A DESUMANIDADE DO HUMANO
 

 

23 de abril de 2007

O inglês Ken Loach é um dos grandes nomes do cinema atual e seus poderosos dramas políticos, que ainda tem a capacidade de se comunicar com uma platéia educada por um universo visual diverso daquele em que o cineasta concebeu sua estética do engajamento, emocionam por via de regra. Ventos da liberdade (The wind that shakes the barley; 2006) é uma nova amostra de seu talento narrativo e de pensador lúcido do mundo contemporâneo.
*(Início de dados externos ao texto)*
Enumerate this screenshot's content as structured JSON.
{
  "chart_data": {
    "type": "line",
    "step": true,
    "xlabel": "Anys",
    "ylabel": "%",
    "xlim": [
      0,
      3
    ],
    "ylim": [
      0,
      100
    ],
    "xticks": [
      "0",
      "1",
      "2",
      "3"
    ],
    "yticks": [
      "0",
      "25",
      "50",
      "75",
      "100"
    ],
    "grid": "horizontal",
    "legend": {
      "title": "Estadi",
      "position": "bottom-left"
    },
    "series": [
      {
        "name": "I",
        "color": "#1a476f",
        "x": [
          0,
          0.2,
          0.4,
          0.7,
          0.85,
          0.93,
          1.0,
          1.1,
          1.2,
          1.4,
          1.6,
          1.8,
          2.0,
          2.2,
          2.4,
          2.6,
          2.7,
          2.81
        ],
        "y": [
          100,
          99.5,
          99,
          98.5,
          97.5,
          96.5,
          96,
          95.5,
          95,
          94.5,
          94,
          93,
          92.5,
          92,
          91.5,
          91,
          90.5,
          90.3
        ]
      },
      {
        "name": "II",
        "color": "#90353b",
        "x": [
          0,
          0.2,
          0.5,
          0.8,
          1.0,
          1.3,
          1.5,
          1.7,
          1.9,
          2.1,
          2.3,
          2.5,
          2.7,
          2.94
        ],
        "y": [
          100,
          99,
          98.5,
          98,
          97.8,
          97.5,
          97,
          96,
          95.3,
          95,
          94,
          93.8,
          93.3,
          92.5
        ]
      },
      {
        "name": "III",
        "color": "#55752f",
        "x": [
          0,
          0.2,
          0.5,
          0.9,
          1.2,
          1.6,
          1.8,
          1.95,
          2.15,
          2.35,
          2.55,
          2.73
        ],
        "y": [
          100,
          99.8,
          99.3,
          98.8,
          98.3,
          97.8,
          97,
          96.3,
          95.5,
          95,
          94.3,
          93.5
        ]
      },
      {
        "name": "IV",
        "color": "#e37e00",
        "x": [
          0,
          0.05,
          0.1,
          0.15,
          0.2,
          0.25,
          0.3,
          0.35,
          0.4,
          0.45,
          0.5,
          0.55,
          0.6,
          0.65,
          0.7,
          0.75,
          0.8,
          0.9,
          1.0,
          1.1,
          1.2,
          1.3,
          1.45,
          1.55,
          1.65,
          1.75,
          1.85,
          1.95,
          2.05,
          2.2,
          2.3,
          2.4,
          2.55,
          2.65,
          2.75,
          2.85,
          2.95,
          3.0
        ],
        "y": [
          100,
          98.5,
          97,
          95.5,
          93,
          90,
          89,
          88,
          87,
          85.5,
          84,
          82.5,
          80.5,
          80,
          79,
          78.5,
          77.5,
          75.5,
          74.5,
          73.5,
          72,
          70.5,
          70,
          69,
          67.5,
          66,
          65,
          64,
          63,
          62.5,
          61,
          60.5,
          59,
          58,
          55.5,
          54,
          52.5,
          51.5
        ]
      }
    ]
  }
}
Como Terra e liberdade (1995), talvez o ponto alto do cinema de Loach, em Ventos da liberdade há uma virulência que chega ao panfletário na exposição das intolerâncias radicais da conduta humana. Como a luta fratricida da guerra civil espanhola de Terra e liberdade, as escaramuças bélicas eternas entre irlandeses e ingleses na Irlanda dos anos 20 do século XX, em Ventos da liberdade, é um retrato contundente da estupidez do homem em todas as latitudes. E ninguém melhor do que Loach sabe transformar em imagens estes perigosos e dolorosos assuntos.

As características britânicas da linguagem cinematográfica de Loach, assim como ocorria com Stephen Frears em A rainha (2006), outro dos destaques do ano, se recortam especialmente na precisão dos detalhes de cores e luzes, presente em realizadores tão diferentes quanto Alfred Hitchcock e Joseph Losey. São todos, estes ingleses, preciosistas da forma, mas nunca formalistas estéreis.

Loach, todavia, vai muito além das formas cinematográficas ao mergulhar nas complexas mutações das personagens. O irmão mais desligado e conformista, Damien, se converte num radical movido pela indignação diante da violência injusta do inimigo. Aquele que era mais intransigente, Teddy, vira conciliador, tenta o desarmamento no final e vai determinar a execução de seu próprio mano Damien porque este não quis dizer onde estão as armas do grupo. Neste confronto meio sarcástico e cruel entre irmãos para coroar o sentido perverso de Ventos da liberdade, Loach localiza o fundo do poço da natureza humana, a quanto precisamos descer para atingir a liberdade de movimentos e pensamentos; a execução de Damien por Teddy é reflexo duma execução anterior em que Damien determinou a execução dum garoto com quem conviveu desde a infância; assim como a mãe do garoto morto pragueja dizendo que nunca mais quer ver Damien, para quem ela preparava café quando pequeno, a namorada de Damien se atira contra Teddy, ao sabê-lo assassino do irmão, dizendo que desapareça da frente dela para sempre.

Pois aí está Ventos da liberdade, um filme que repõe o gosto pelo melhor cinema.